When a state agency issues a news release about its progress toward goals it has set itself, no one can really blame it for putting the good news at the top.

So in a notice sent out to news agencies Thursday, the Wisconsin Department of Transportation unsurprisingly first drew attention to a decline in deaths on state highways in the past six months and an increase in the use of seat belts. That was all well and good, but to get to the bit that the pubic was really going to care about, I had to keep reading.

There, toward the end of the release, it was spelled out in black and white (and illustrated in color if one clicked on this link): People were having to wait longer to be helped at Department of Motor Vehicles service centers.

How much longer, the news release doesn’t say. But it does note that only 68 percent of the “customers” who go to a service center receive “are served,” whatever that means, within 20 minutes. The state’s goal is to have the figure up to 80 percent.

That the wait at DMV service centers can be long is something I don’t need to see statistics to believe.

My few trips to DMV offices have, in fact, been brief. And I probably can be grouped with that 68 percent of customers who managed to get out the door within 20 minutes. But in my latest visit, I was certainly among the happy few.

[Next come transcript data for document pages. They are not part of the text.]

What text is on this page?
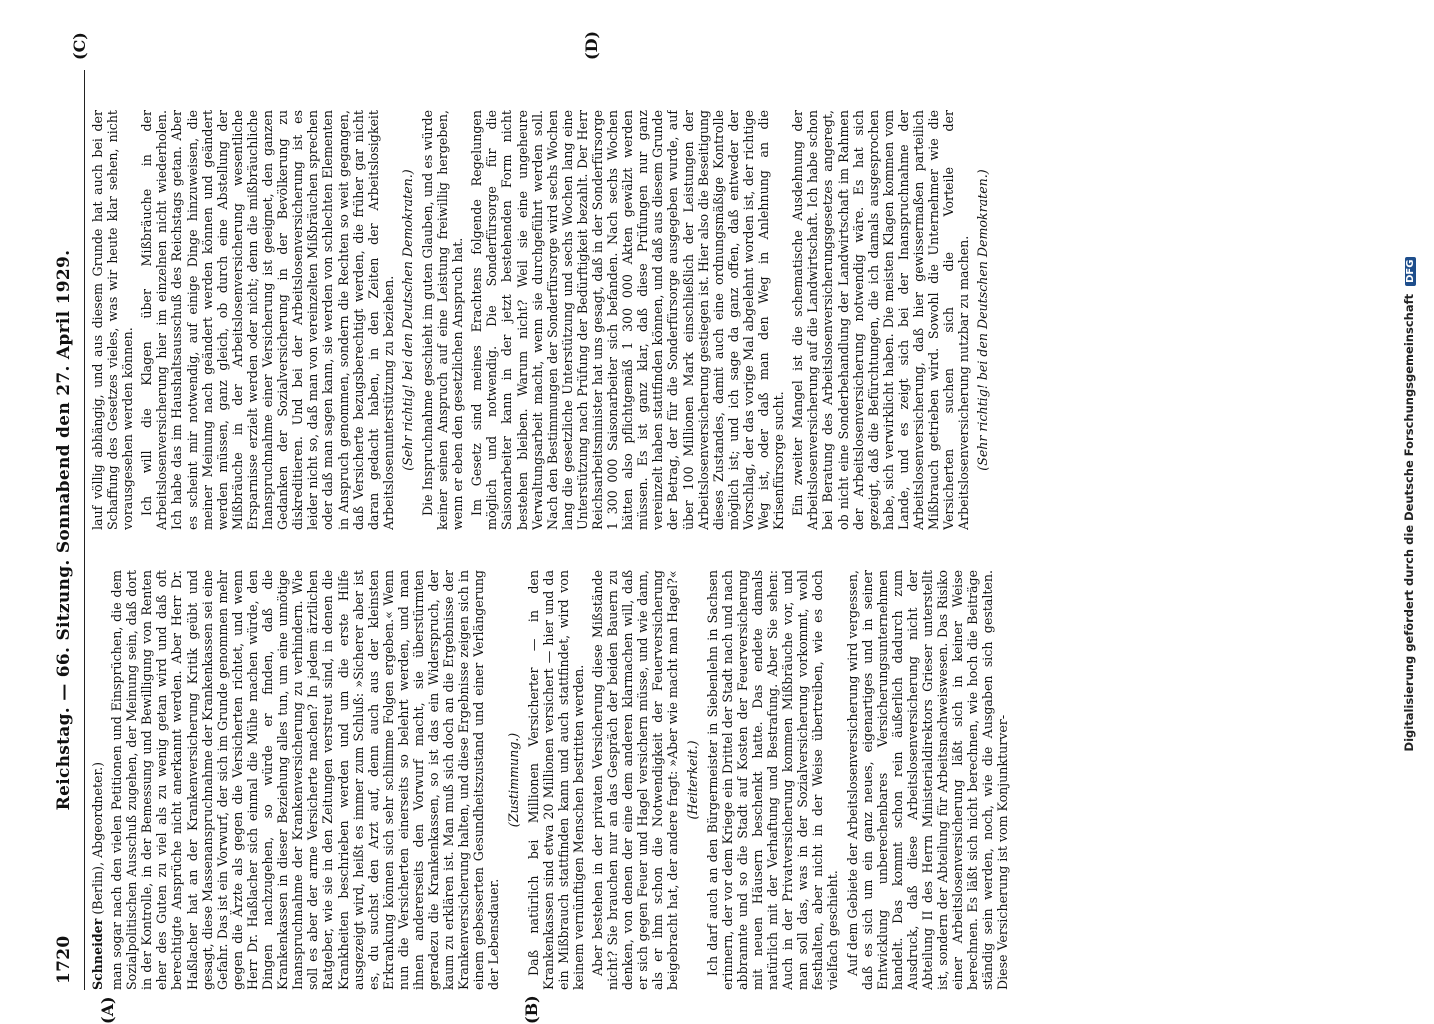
1720
Reichstag. — 66. Sitzung. Sonnabend den 27. April 1929.
(A)	(B)
(C)	(D)

Schneider (Berlin), Abgeordneter.) man sogar nach den vielen Petitionen und Einsprüchen, die dem Sozialpolitischen Ausschuß zugehen, der Meinung sein, daß dort in der Kontrolle, in der Bemessung und Bewilligung von Renten eher des Guten zu viel als zu wenig getan wird und daß oft berechtigte Ansprüche nicht anerkannt werden. Aber Herr Dr. Haßlacher hat an der Krankenversicherung Kritik geübt und gesagt, diese Massenanspruchnahme der Krankenkassen sei eine Gefahr. Das ist ein Vorwurf, der sich im Grunde genommen mehr gegen die Ärzte als gegen die Versicherten richtet, und wenn Herr Dr. Haßlacher sich einmal die Mühe machen würde, den Dingen nachzugehen, so würde er finden, daß die Krankenkassen in dieser Beziehung alles tun, um eine unnötige Inanspruchnahme der Krankenversicherung zu verhindern. Wie soll es aber der arme Versicherte machen? In jedem ärztlichen Ratgeber, wie sie in den Zeitungen verstreut sind, in denen die Krankheiten beschrieben werden und um die erste Hilfe ausgezeigt wird, heißt es immer zum Schluß: »Sicherer aber ist es, du suchst den Arzt auf, denn auch aus der kleinsten Erkrankung können sich sehr schlimme Folgen ergeben.« Wenn nun die Versicherten einerseits so belehrt werden, und man ihnen andererseits den Vorwurf macht, sie überstürmten geradezu die Krankenkassen, so ist das ein Widerspruch, der kaum zu erklären ist. Man muß sich doch an die Ergebnisse der Krankenversicherung halten, und diese Ergebnisse zeigen sich in einem gebesserten Gesundheitszustand und einer Verlängerung der Lebensdauer.

(Zustimmung.) Daß natürlich bei Millionen Versicherter — in den Krankenkassen sind etwa 20 Millionen versichert — hier und da ein Mißbrauch stattfinden kann und auch stattfindet, wird von keinem vernünftigen Menschen bestritten werden. Aber bestehen in der privaten Versicherung diese Mißstände nicht? Sie brauchen nur an das Gespräch der beiden Bauern zu denken, von denen der eine dem anderen klarmachen will, daß er sich gegen Feuer und Hagel versichern müsse, und wie dann, als er ihm schon die Notwendigkeit der Feuerversicherung beigebracht hat, der andere fragt: »Aber wie macht man Hagel?« (Heiterkeit.) Ich darf auch an den Bürgermeister in Siebenlehn in Sachsen erinnern, der vor dem Kriege ein Drittel der Stadt nach und nach abbrannte und so die Stadt auf Kosten der Feuerversicherung mit neuen Häusern beschenkt hatte. Das endete damals natürlich mit der Verhaftung und Bestrafung. Aber Sie sehen: Auch in der Privatversicherung kommen Mißbräuche vor, und man soll das, was in der Sozialversicherung vorkommt, wohl festhalten, aber nicht in der Weise übertreiben, wie es doch vielfach geschieht. Auf dem Gebiete der Arbeitslosenversicherung wird vergessen, daß es sich um ein ganz neues, eigenartiges und in seiner Entwicklung unberechenbares Versicherungsunternehmen handelt. Das kommt schon rein äußerlich dadurch zum Ausdruck, daß diese Arbeitslosenversicherung nicht der Abteilung II des Herrn Ministerialdirektors Grieser unterstellt ist, sondern der Abteilung für Arbeitsnachweiswesen. Das Risiko einer Arbeitslosenversicherung läßt sich in keiner Weise berechnen. Es läßt sich nicht berechnen, wie hoch die Beiträge ständig sein werden, noch, wie die Ausgaben sich gestalten. Diese Versicherung ist vom Konjunkturver-

lauf völlig abhängig, und aus diesem Grunde hat auch bei der Schaffung des Gesetzes vieles, was wir heute klar sehen, nicht vorausgesehen werden können. Ich will die Klagen über Mißbräuche in der Arbeitslosenversicherung hier im einzelnen nicht wiederholen. Ich habe das im Haushaltsausschuß des Reichstags getan. Aber es scheint mir notwendig, auf einige Dinge hinzuweisen, die meiner Meinung nach geändert werden können und geändert werden müssen, ganz gleich, ob durch eine Abstellung der Mißbräuche in der Arbeitslosenversicherung wesentliche Ersparnisse erzielt werden oder nicht; denn die mißbräuchliche Inanspruchnahme einer Versicherung ist geeignet, den ganzen Gedanken der Sozialversicherung in der Bevölkerung zu diskreditieren. Und bei der Arbeitslosenversicherung ist es leider nicht so, daß man von vereinzelten Mißbräuchen sprechen oder daß man sagen kann, sie werden von schlechten Elementen in Anspruch genommen, sondern die Rechten so weit gegangen, daß Versicherte bezugsberechtigt werden, die früher gar nicht daran gedacht haben, in den Zeiten der Arbeitslosigkeit Arbeitslosenunterstützung zu beziehen. (Sehr richtig! bei den Deutschen Demokraten.) Die Inspruchnahme geschieht im guten Glauben, und es würde keiner seinen Anspruch auf eine Leistung freiwillig hergeben, wenn er eben den gesetzlichen Anspruch hat. Im Gesetz sind meines Erachtens folgende Regelungen möglich und notwendig. Die Sonderfürsorge für die Saisonarbeiter kann in der jetzt bestehenden Form nicht bestehen bleiben. Warum nicht? Weil sie eine ungeheure Verwaltungsarbeit macht, wenn sie durchgeführt werden soll. Nach den Bestimmungen der Sonderfürsorge wird sechs Wochen lang die gesetzliche Unterstützung und sechs Wochen lang eine Unterstützung nach Prüfung der Bedürftigkeit bezahlt. Der Herr Reichsarbeitsminister hat uns gesagt, daß in der Sonderfürsorge 1 300 000 Saisonarbeiter sich befanden. Nach sechs Wochen hätten also pflichtgemäß 1 300 000 Akten gewälzt werden müssen. Es ist ganz klar, daß diese Prüfungen nur ganz vereinzelt haben stattfinden können, und daß aus diesem Grunde der Betrag, der für die Sonderfürsorge ausgegeben wurde, auf über 100 Millionen Mark einschließlich der Leistungen der Arbeitslosenversicherung gestiegen ist. Hier also die Beseitigung dieses Zustandes, damit auch eine ordnungsmäßige Kontrolle möglich ist; und ich sage da ganz offen, daß entweder der Vorschlag, der das vorige Mal abgelehnt worden ist, der richtige Weg ist, oder daß man den Weg in Anlehnung an die Krisenfürsorge sucht. Ein zweiter Mangel ist die schematische Ausdehnung der Arbeitslosenversicherung auf die Landwirtschaft. Ich habe schon bei Beratung des Arbeitslosenversicherungsgesetzes angeregt, ob nicht eine Sonderbehandlung der Landwirtschaft im Rahmen der Arbeitslosenversicherung notwendig wäre. Es hat sich gezeigt, daß die Befürchtungen, die ich damals ausgesprochen habe, sich verwirklicht haben. Die meisten Klagen kommen vom Lande, und es zeigt sich bei der Inanspruchnahme der Arbeitslosenversicherung, daß hier gewissermaßen parteilich Mißbrauch getrieben wird. Sowohl die Unternehmer wie die Versicherten suchen sich die Vorteile der Arbeitslosenversicherung nutzbar zu machen. (Sehr richtig! bei den Deutschen Demokraten.)	Digitalisierung gefördert durch die Deutsche Forschungsgemeinschaft DFG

Finishing up a title transfer at the DMV’s Hill Farms office on Madison’s west side, I looked back and saw a line going out the door and down the corridor. It was about noon, which made me guess that most of those waiting had thought they would drop into the service center during their lunch hour and be back to the office by 1 p.m. I had to imagine a lot of them either gave up or took a half day of vacation in the end.

It all made me recall something that the former governor of Indiana, Mitch Daniels, had said while I was living and working for newspapers in the Hoosier State: that one of the few regular occasions that people have with state government, other than at tax time, comes when their driver’s licenses or vehicle registrations are up for renewal.

Daniels’ success at reducing wait times at the Indiana Bureau of Motor Vehicles is something even his staunchest critics find it difficult to deny. The improvements were so noticeable that the Indiana BMV could have dispensed with the inevitable press release tooting the bureau’s own horn; an outside organization, the American Association of Motor Vehicle Administrators, was happy to do the tooting.

Gov. Scott Walker has made no secret of his admiration of Daniels and has followed Daniels’ lead in various ways. Just as Daniels created the Indiana Economic Development Corp. and charged it with bringing jobs to the state, so Walker established the Wisconsin Economic Development Corp. and gave it the same mission; just as Daniels made it a point to stay in touch with constituents by regularly traveling to different parts of the state to make announcements, so Walker can rarely be found in the same city on two consecutive days. And Walker has said it made him envious that Daniels was able to take away most public workers’ collective bargaining rights simply by issuing an executive order, thereby avoiding the protracted fight in the state legislature that Walker had to go through when he pushed for a similar change.

But in all of his imitations of the former Indiana government, Walker should keep in mind what Daniels was quick to comprehend: That for many voters, the performance of state government is measured by how fast they can renew their driver’s licenses.